The opt-in patient-consent model was the most significant recommendation from the Agency for Healthcare & Research Quality/Rhode Island Health IT Steering Committee to RIQI’s board of policies, said Cedric Priebe, MD, CIO and senior vice president of the Care New England Health System. Priebe was co-chair of the steering committee, along with Carole Cotter, senior vice president and CIO of Lifespan.

It was clear early in the policy-making phase that the Rhode Island clinical community was pushing for an opt-in model so patients could control their participation in the HIE. “Community patient advocates and stakeholders were concerned that an opt-out model could hurt certain patient populations, so we moved toward opt-in consent,” Priebe said.

“The strength of the RI HIE is that practicing physicians are involved with input,” said David Gorelick, MD, an internal medicine specialist at Aquidneck Medical Associates, a Newport-based multispecialty group. “You can’t reshape healthcare without practicing physician perspective.”

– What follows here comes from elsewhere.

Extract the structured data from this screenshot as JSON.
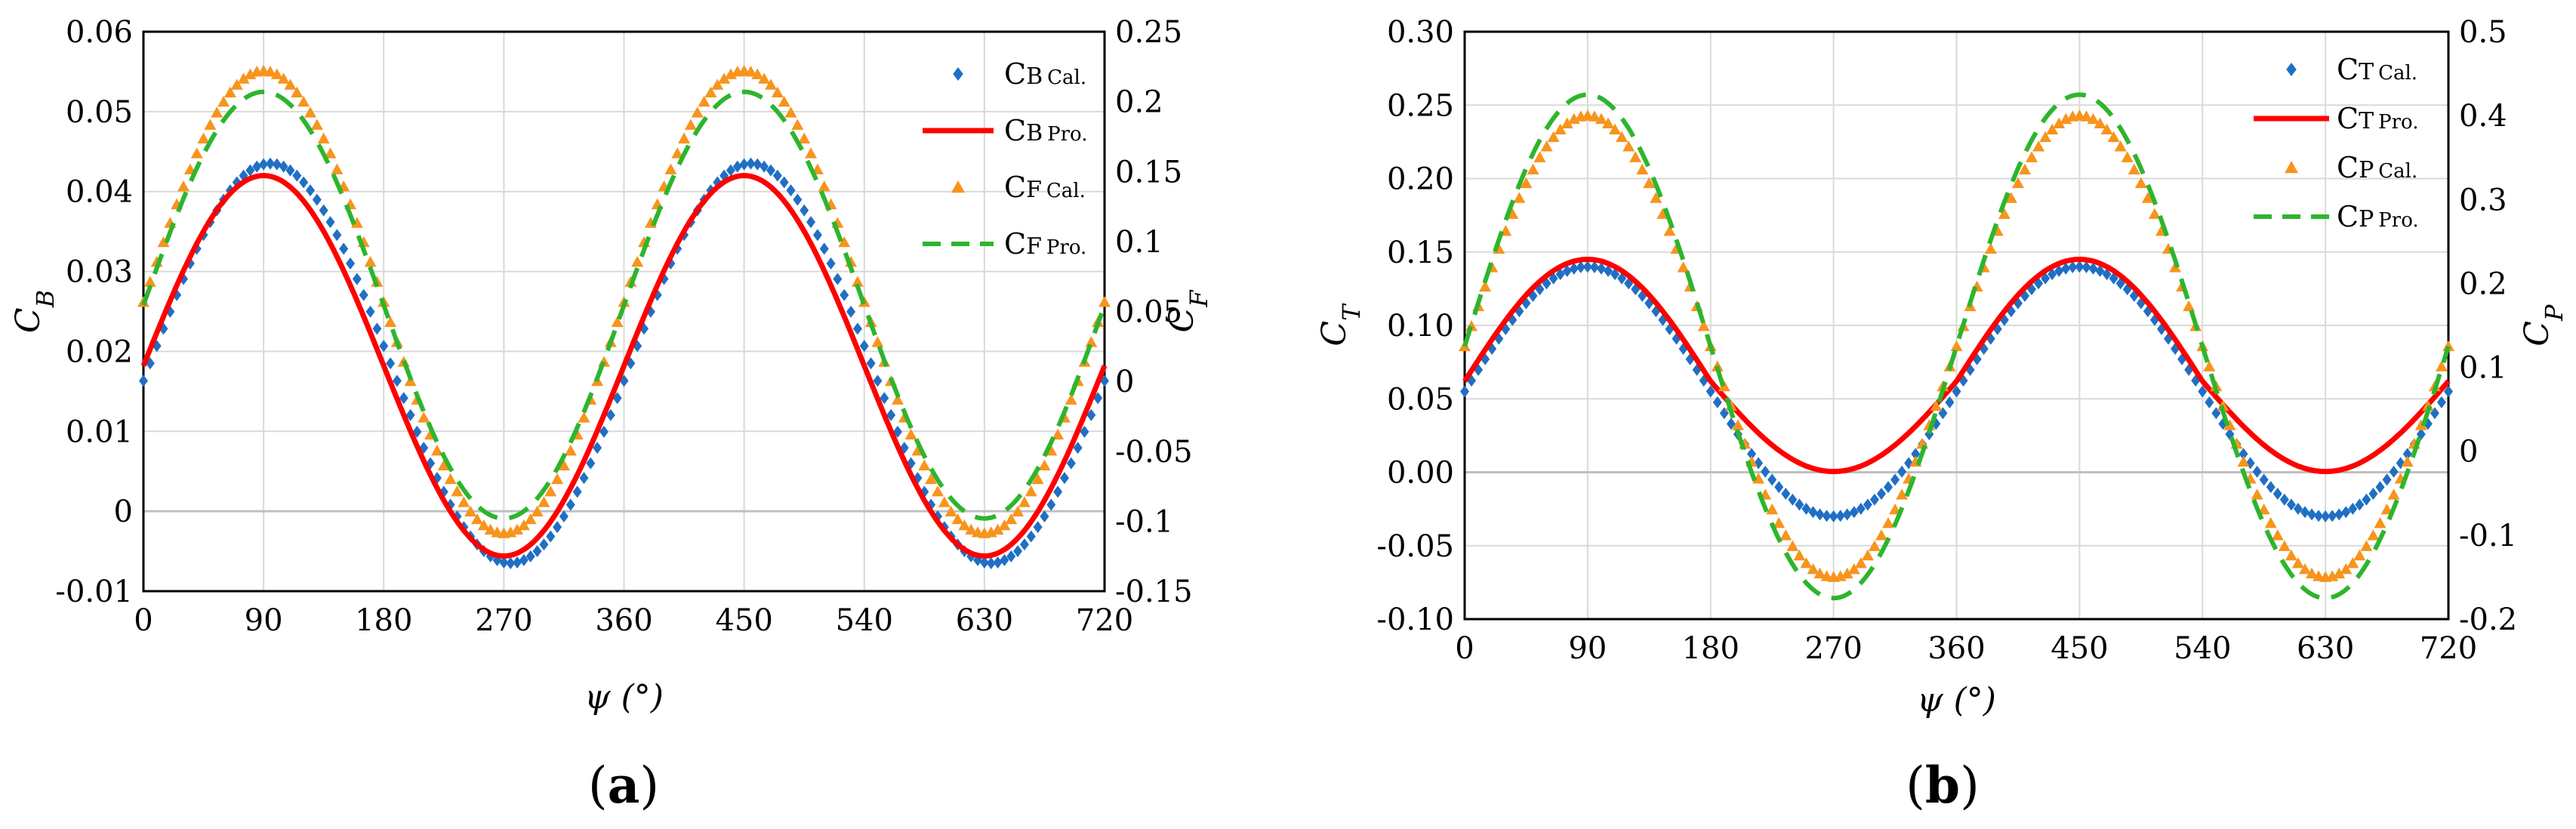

Stakeholders’ interests on all sides, including solo providers, multispecialty groups, public advocacy groups, payers, employers and more are on RIQI's advisory boards and committees, providing RIQI with advice on opt-in and a variety of other topics, Gorelick said. “They are doing a very good job having everyone have a say so there won’t be resistance,” he said. “If you exclude any aspect of the healthcare community, someone will be up in arms but with everyone working together, I think it’s going to work. I think the HIE will be very successful.”

Apparently, 130,000 Rhode Island patients believe so, too.